By this time tomorrow you’ll be free to perambulate all around Portland with a fat sack of pot bulging in your pockets. Up to an ounce is completely legal to tote in public under Measure 91.

But a warning to any of you meandering, carefree and weed-laden, through the South Park blocks: Portland State University’s not gonna take it. It looks like none of the state’s public universities are. Because the schools use federal financial aid to help students enroll, and because the federal government, in its wisdom, considers pot as bad as heroin, schools like Portland State are taking a hard-line stance on Oregon’s newfound permissiveness.

“In essence nothing has changed on our campus, in our buildings, or in any of our university facilities,” PSU spokesman Scott Gallagher tells the Mercury. We’re some of the first ones to hear—the university won’t even apprise its students of the regulations until Thursday. “That announcement will be the culmination of our dean of students and legal council and HR department all working together to put some sort of policy in place,” Gallagher says.

Oregon State University, meanwhile, sent out notice today about its pot policies.

“As a recipient of considerable federal funding, such as financial aid and federal grants and contracts for research, Oregon State is required to continue to prohibit the use and possession of all federally controlled substances – including marijuana,” the university says in a web page about the policy. “Consequently, such activity will remain prohibited by Oregon State policy and the OSU Student Conduct Code.”

OSU makes clear the prohibitions extend throughout its work. Instructors won’t teach students how to grow, OSU says, and researchers will steer clear of pot-related experiments. Oregon State is washing its hands of posting cannabis-related jobs, and won’t grant academic credit for students who accept marijuana-related internships.

Update, 6:25 pm: What’s funny about those stipulations is that some of the best, most relied-upon knowledge we have about marijuana in Oregon comes from Oregon State. A professor named Seth Crawford has studied the state’s underground pot market extensively. The university even issued a press release back in January, touting the fact it was offering a “new marijuana policy course” taught by Crawford.

Steve Clark, the school’s vice president of university relations, argues there are differences between what the school is prohibiting and the course offering.

“It doesn’t promote the use or cultivation or distribution of marijuana,” Clark says. “It actually speaks to marijuana and how we as a society set rules or manage marijuana.”

Original post:

Gallagher says he expects PSU’s policy to be much the same as Oregon State’s, though all the details aren’t hammered out.
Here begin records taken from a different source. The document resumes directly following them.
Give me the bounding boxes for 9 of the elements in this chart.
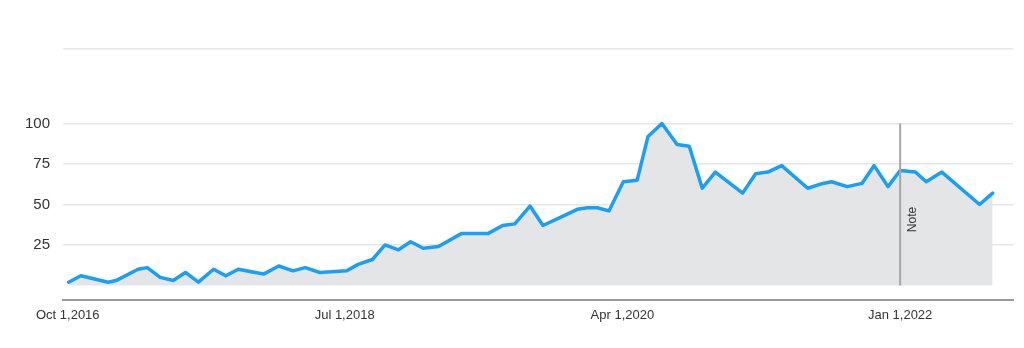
x-tick-label: Jul 1,2018 <box>314 307 375 323</box>
ref-line-label: Note <box>905 206 920 233</box>
y-tick-label: 50 <box>33 194 50 212</box>
y-tick-label: 75 <box>33 154 50 172</box>
y-tick-label: 100 <box>24 113 50 131</box>
x-tick-label: Apr 1,2020 <box>590 307 655 323</box>
y-tick-label: 25 <box>33 235 50 253</box>
x-tick-label: Jan 1,2022 <box>867 307 933 323</box>
x-tick-label: Oct 1,2016 <box>35 307 100 323</box>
Of course, one big piece is missing from universities’ ability to discipline that ounce-toting perambulator we hypothesized up above: the cops. Toting pot on your person is perfectly legal under state and city law, so police can’t bust you. And of course people have brought clandestine bags of weed onto campuses for decades and will continue to do so. (Smoking in public is illegal under the new law, so that won’t fly anywhere.)
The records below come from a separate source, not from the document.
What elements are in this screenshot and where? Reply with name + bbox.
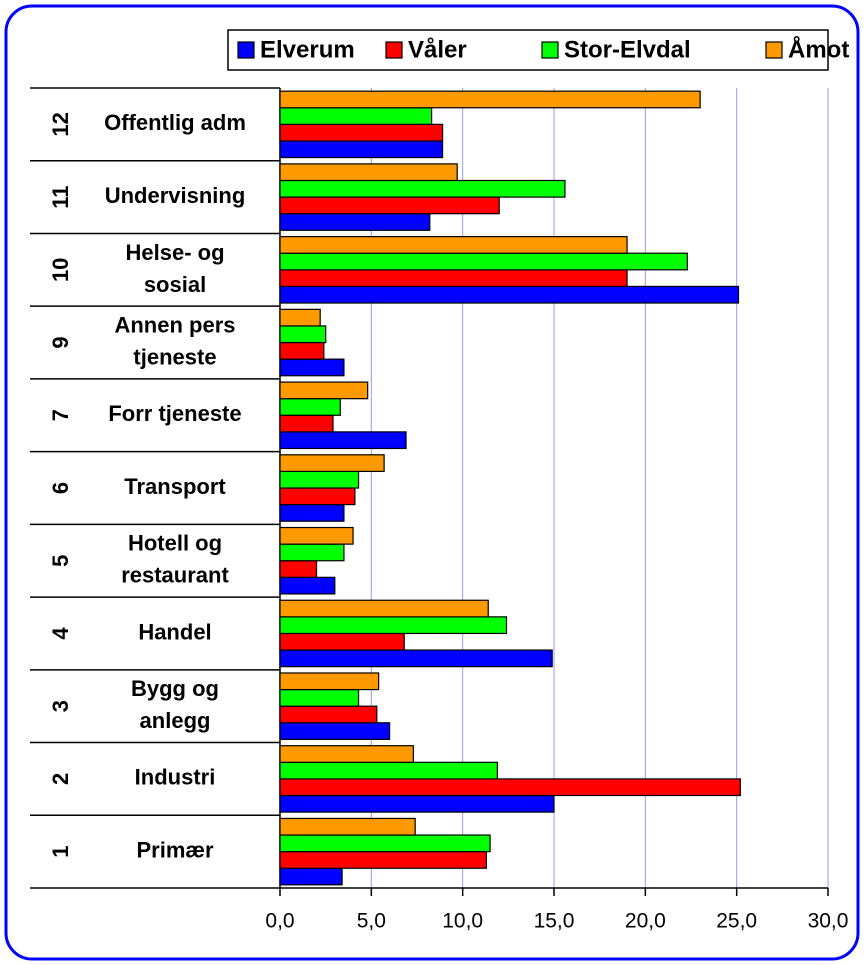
x-tick-label: 30,0 — [808, 910, 849, 933]
category-number: 4 — [48, 627, 73, 640]
bar — [279, 196, 500, 215]
bar — [279, 543, 345, 562]
bar — [279, 526, 354, 545]
bar — [279, 834, 491, 853]
category-number: 12 — [48, 112, 73, 136]
category-number: 3 — [48, 700, 73, 712]
bar — [279, 688, 360, 707]
bar — [279, 504, 345, 522]
category-label: Hotell og restaurant — [121, 531, 229, 588]
bar — [279, 576, 336, 595]
category-number: 1 — [48, 846, 73, 858]
legend-swatch — [237, 41, 255, 59]
bar — [279, 817, 416, 836]
legend-label: Åmot — [788, 35, 849, 63]
category-number: 11 — [48, 185, 73, 208]
bar — [279, 381, 369, 400]
bar — [279, 778, 741, 797]
category-number: 7 — [48, 409, 73, 421]
category-label: Bygg og anlegg — [131, 676, 219, 733]
bar — [279, 867, 343, 886]
category-number: 6 — [48, 482, 73, 494]
bar — [279, 140, 444, 159]
bar — [279, 649, 553, 668]
bar — [279, 722, 391, 740]
category-number: 2 — [48, 773, 73, 785]
x-tick-label: 25,0 — [716, 910, 757, 933]
category-label: Industri — [135, 765, 216, 790]
category-label: Annen pers tjeneste — [114, 312, 235, 369]
category-label: Helse- og sosial — [125, 240, 224, 297]
bar — [279, 107, 433, 125]
bar — [279, 672, 380, 691]
x-tick-label: 5,0 — [357, 910, 386, 933]
bar — [279, 163, 458, 182]
x-tick-label: 0,0 — [265, 910, 294, 933]
bar — [279, 308, 321, 327]
legend-swatch — [541, 41, 559, 59]
category-number: 5 — [48, 555, 73, 567]
bar — [279, 851, 488, 869]
bar — [279, 454, 385, 472]
bar — [279, 398, 341, 416]
bar — [279, 487, 356, 506]
category-label: Offentlig adm — [104, 110, 246, 135]
legend-box — [227, 29, 829, 71]
category-label: Forr tjeneste — [108, 401, 241, 426]
bar — [279, 213, 431, 231]
category-label: Undervisning — [105, 183, 246, 208]
x-tick-label: 20,0 — [625, 910, 666, 933]
bar — [279, 431, 407, 450]
bar — [279, 632, 405, 651]
bar — [279, 325, 327, 344]
legend-label: Elverum — [260, 36, 355, 63]
legend-label: Stor-Elvdal — [564, 36, 691, 63]
bar — [279, 269, 628, 288]
bar — [279, 794, 555, 813]
bar — [279, 236, 628, 254]
category-label: Primær — [136, 837, 213, 862]
legend-swatch — [385, 41, 403, 59]
bar — [279, 285, 740, 304]
bar — [279, 341, 325, 360]
legend-label: Våler — [408, 36, 467, 63]
x-tick-label: 10,0 — [442, 910, 483, 933]
bar — [279, 90, 701, 109]
bar — [279, 616, 508, 635]
category-label: Transport — [124, 474, 226, 499]
bar — [279, 252, 688, 271]
bar — [279, 599, 489, 618]
bar — [279, 470, 360, 489]
bar — [279, 414, 334, 433]
x-tick-label: 15,0 — [534, 910, 575, 933]
bar — [279, 705, 378, 724]
bar — [279, 560, 318, 578]
category-label: Handel — [138, 619, 211, 644]
category-number: 10 — [48, 258, 73, 282]
bar — [279, 179, 566, 198]
category-number: 9 — [48, 336, 73, 348]
bar — [279, 358, 345, 377]
bar — [279, 761, 498, 780]
bar — [279, 745, 414, 763]
legend-swatch — [765, 41, 783, 59]
bar — [279, 123, 444, 142]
Gallagher notes, though, that the university has options for enforcement.

“We can do ‘no trespass’ rules,” he says. “We can take people to the edge of our campus.” PSU’s also in the midst of establishing its own campus police force, though Gallagher was unclear on what role it would play in enforcement.

So far, we’ve gotten acknowledgement of these policies from just PSU and OSU, but presumably they’ll extend much farther. Higher learning institutions of all stripes leverage federal financial aid.

I'm a news reporter for the Mercury. I've spent a lot of the last decade in journalism — covering tragedy and chicanery in the hills of southwest Missouri, politics in Washington, D.C., and other matters...

2 replies on “Weed’s Legal—Except on College Campuses”

  1. Some of the best research also shows that heavy marijuana use prior to the age of 25 results in permanent IQ loss of up to 10 points. Later in life, the IQ loss does not appear to be permanent.

    What is the average age of a college undergrad again? If colleges ban alcohol on their grounds, why would anyone expect marijuana to be any different ESPECIALLY with the evidence of harm on young/developing brains?

    I voted for 91, but Jesus, people….

  2. Is PSU dry? As long as you are 21 I’m pretty sure you can drink in campus housing. Not saying this should have any impact on whether weed is allowed or not, and use by people with developing brains is a problem of course.